Question 80: A 45-year-old male presents to his primary care provider with an abnormal gait. He was hospitalized one week prior for acute cholecystitis and underwent a laparoscopic cholecystectomy. He received post-operative antibiotics via intramuscular injection. He recovered well and he was discharged on post-operative day #3. However, since he started walking after the operation, he noticed a limp that has not improved. On exam, his left hip drops every time he raises his left foot to take a step. In which of the following locations did this patient likely receive the intramuscular injection?
A. Superomedial quadrant of the buttock (Correct Answer)

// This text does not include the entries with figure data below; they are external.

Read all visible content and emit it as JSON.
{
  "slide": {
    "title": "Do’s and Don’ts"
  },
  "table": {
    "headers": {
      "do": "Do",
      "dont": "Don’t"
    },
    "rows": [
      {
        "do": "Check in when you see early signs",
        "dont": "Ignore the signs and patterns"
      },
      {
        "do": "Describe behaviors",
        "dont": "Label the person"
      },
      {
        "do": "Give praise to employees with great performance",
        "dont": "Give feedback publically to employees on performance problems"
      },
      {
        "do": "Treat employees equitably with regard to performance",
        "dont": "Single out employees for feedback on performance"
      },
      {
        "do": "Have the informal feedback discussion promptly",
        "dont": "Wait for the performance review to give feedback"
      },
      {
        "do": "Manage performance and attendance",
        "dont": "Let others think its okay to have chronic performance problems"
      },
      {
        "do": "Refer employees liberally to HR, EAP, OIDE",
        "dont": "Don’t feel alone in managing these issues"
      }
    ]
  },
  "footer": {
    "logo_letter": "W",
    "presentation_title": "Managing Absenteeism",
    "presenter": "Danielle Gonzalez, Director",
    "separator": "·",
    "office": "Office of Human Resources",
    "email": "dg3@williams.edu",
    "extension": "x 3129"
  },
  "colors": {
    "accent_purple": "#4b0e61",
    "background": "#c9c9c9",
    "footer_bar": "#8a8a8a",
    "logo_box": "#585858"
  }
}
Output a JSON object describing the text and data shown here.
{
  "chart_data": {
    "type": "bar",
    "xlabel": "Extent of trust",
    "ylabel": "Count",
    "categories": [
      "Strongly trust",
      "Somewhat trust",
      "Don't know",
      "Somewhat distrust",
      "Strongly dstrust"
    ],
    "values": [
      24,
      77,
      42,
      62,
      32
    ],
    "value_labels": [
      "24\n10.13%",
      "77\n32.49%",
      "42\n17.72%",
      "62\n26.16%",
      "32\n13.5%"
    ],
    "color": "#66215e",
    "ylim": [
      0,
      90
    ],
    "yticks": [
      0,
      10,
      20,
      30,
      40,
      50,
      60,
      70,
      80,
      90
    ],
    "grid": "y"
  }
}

B. Superolateral quadrant of the buttock
C. Anteromedial thigh
D. Inferomedial quadrant of the buttock
E. Inferolateral quadrant of the buttock
Explanation: ***Superomedial quadrant of the buttock***
- An injection in the **superomedial quadrant of the buttock** is the most common site for iatrogenic injury to the **superior gluteal nerve**.
- The superior gluteal nerve exits the pelvis through the greater sciatic foramen above the piriformis muscle and runs in the **superomedial** region of the buttock.
- Injury to the superior gluteal nerve results in weakness of the **gluteus medius and minimus muscles**, leading to a **Trendelenburg gait** (hip drops on the contralateral side when lifting that leg), which is consistent with the patient's symptoms.
- This is why the **superolateral quadrant** is recommended for safe IM injections.
*Superolateral quadrant of the buttock*
- The **superolateral quadrant** is the **safest site** for intramuscular gluteal injections precisely because it avoids the superior gluteal nerve.
- This is the recommended injection site to prevent the complication that this patient experienced.
- An injection here would not cause superior gluteal nerve injury or Trendelenburg gait.
*Inferomedial quadrant of the buttock*
- Injections in the **inferomedial quadrant** put the **sciatic nerve** at significant risk of injury.
- Sciatic nerve injury would lead to symptoms affecting the posterior thigh and lower leg, such as **foot drop, loss of ankle reflexes, or paresthesias in the posterior leg and foot**, not isolated hip abductor weakness.
*Inferolateral quadrant of the buttock*
- This area is close to the **sciatic nerve** and **inferior gluteal nerve**.
- Inferior gluteal nerve injury would affect the **gluteus maximus**, leading to difficulty with hip extension (trouble climbing stairs, rising from a chair), not a Trendelenburg gait.
- Sciatic nerve injury would present with foot drop and sensory deficits.
*Anteromedial thigh*
- Injections in the **anteromedial thigh** could injure the **femoral nerve** or its branches.
- This would cause **quadriceps weakness** with impaired knee extension and difficulty walking (buckling knee), not hip abductor weakness or Trendelenburg gait.
- The femoral nerve does not control hip abduction.